Mending, Upcycling, and other adventures
As a family, we have always made and remade, mended and upcycled, garments, furnishing and furniture. There is a tale of five year old me, accompanying my mother to buy fabric for a dress in the now long-gone and much-lamented fabric shop in town, and piping up, as she was paying, to ask “What will it be _next_?”, so you can tell this is deeply ingrained!
Usually this is something I let pass without comment, but two episodes lately seemed worth mentioning, in case they give someone else an idea..
The Japanese mending technique for pottery, “kintsugi”, involves highlighting the mends with gold, so as not to obliterate the history of a piece. I can’t say I’m very good at it, but I had an entertaining afternoon with a kit that enabled me to play with the idea, at least.
And then my cousin mentioned a footstool she had with an entirely unsuitable cover for the surroundings, and a few oddments of furnishing fabric from earlier work on the room. Cue a Kintsugi-inspired crazy patchwork footstool cover, with all the seams emphasized with gold piping! This took some work and collaboration, as my sewing machine isn’t up to the task, but Mam’s was.

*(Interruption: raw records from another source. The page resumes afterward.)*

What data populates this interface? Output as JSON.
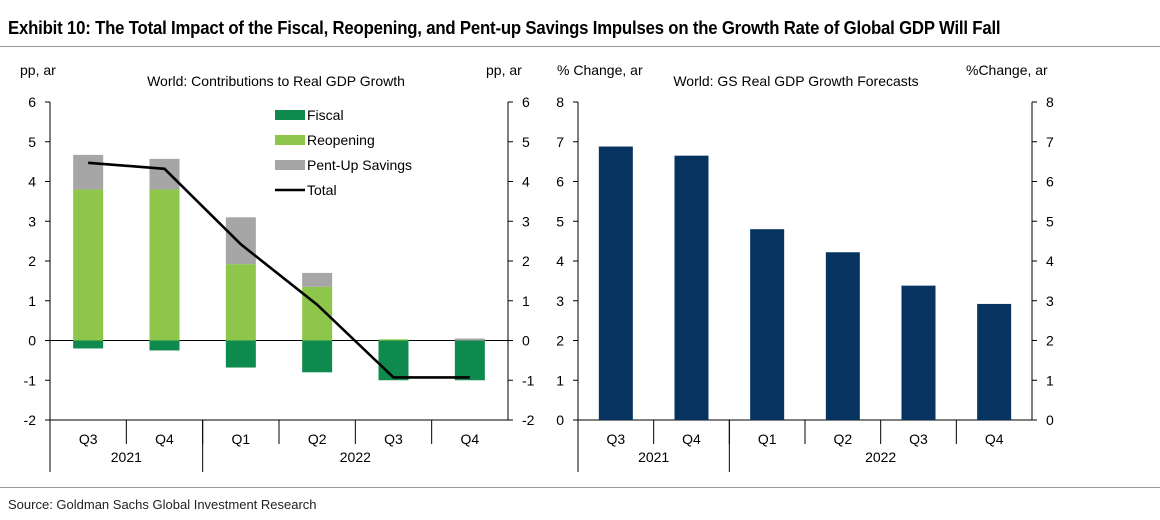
{
  "page": {
    "title": "Exhibit 10: The Total Impact of the Fiscal, Reopening, and Pent-up Savings Impulses on the Growth Rate of Global GDP Will Fall",
    "source": "Source: Goldman Sachs Global Investment Research"
  },
  "colors": {
    "fiscal": "#0f8a4e",
    "reopening": "#8dc64b",
    "pentup": "#a6a6a6",
    "total": "#000000",
    "forecast": "#06335f"
  },
  "chart_data": [
    {
      "type": "bar",
      "stacked": true,
      "title": "World: Contributions to Real GDP Growth",
      "ylabel_left": "pp, ar",
      "ylabel_right": "pp, ar",
      "ylim": [
        -2,
        6
      ],
      "yticks": [
        -2,
        -1,
        0,
        1,
        2,
        3,
        4,
        5,
        6
      ],
      "categories": [
        "Q3",
        "Q4",
        "Q1",
        "Q2",
        "Q3",
        "Q4"
      ],
      "year_groups": [
        {
          "label": "2021",
          "count": 2
        },
        {
          "label": "2022",
          "count": 4
        }
      ],
      "legend_position": "top-center",
      "series": [
        {
          "name": "Fiscal",
          "type": "bar",
          "values": [
            -0.2,
            -0.25,
            -0.68,
            -0.8,
            -1.0,
            -1.0
          ]
        },
        {
          "name": "Reopening",
          "type": "bar",
          "values": [
            3.8,
            3.8,
            1.92,
            1.35,
            0.03,
            0.0
          ]
        },
        {
          "name": "Pent-Up Savings",
          "type": "bar",
          "values": [
            0.87,
            0.77,
            1.18,
            0.35,
            0.0,
            0.05
          ]
        },
        {
          "name": "Total",
          "type": "line",
          "values": [
            4.47,
            4.32,
            2.42,
            0.9,
            -0.93,
            -0.93
          ]
        }
      ]
    },
    {
      "type": "bar",
      "title": "World: GS Real GDP Growth Forecasts",
      "ylabel_left": "% Change, ar",
      "ylabel_right": "%Change, ar",
      "ylim": [
        0,
        8
      ],
      "yticks": [
        0,
        1,
        2,
        3,
        4,
        5,
        6,
        7,
        8
      ],
      "categories": [
        "Q3",
        "Q4",
        "Q1",
        "Q2",
        "Q3",
        "Q4"
      ],
      "year_groups": [
        {
          "label": "2021",
          "count": 2
        },
        {
          "label": "2022",
          "count": 4
        }
      ],
      "values": [
        6.88,
        6.65,
        4.8,
        4.22,
        3.38,
        2.92
      ]
    }
  ]
}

And on an entirely different scale – one of the problems with older knitwear is the way the ribbed cuffs seem to lose all their elasticity, and what was once a trim and neat shape, will often become shapeless and saggy with age. I’ve tried in the past adding elastic, but I couldn’t make that work (if anyone has – what’s your trick?), so it rather nags at me.
Then this winter we made a dress with rather extravagantly tucked sleeves, and I thought I had an idea that might work. I’ve created an inverted box pleat in the cuff here – it’s just held with stranded cotton at present, something that will show up so I can play with it until it works, and then do it properly (or not!) – and held it together, starting at the sleeve end, with crossing stitches. Then I caught down the side of the box pleat.
You can see in this picture how the cuff is now neat and close, and the sleeve has a bit more shape, and rather less “flop”. I’m very pleased with that, and I may extend this to other, similar garments.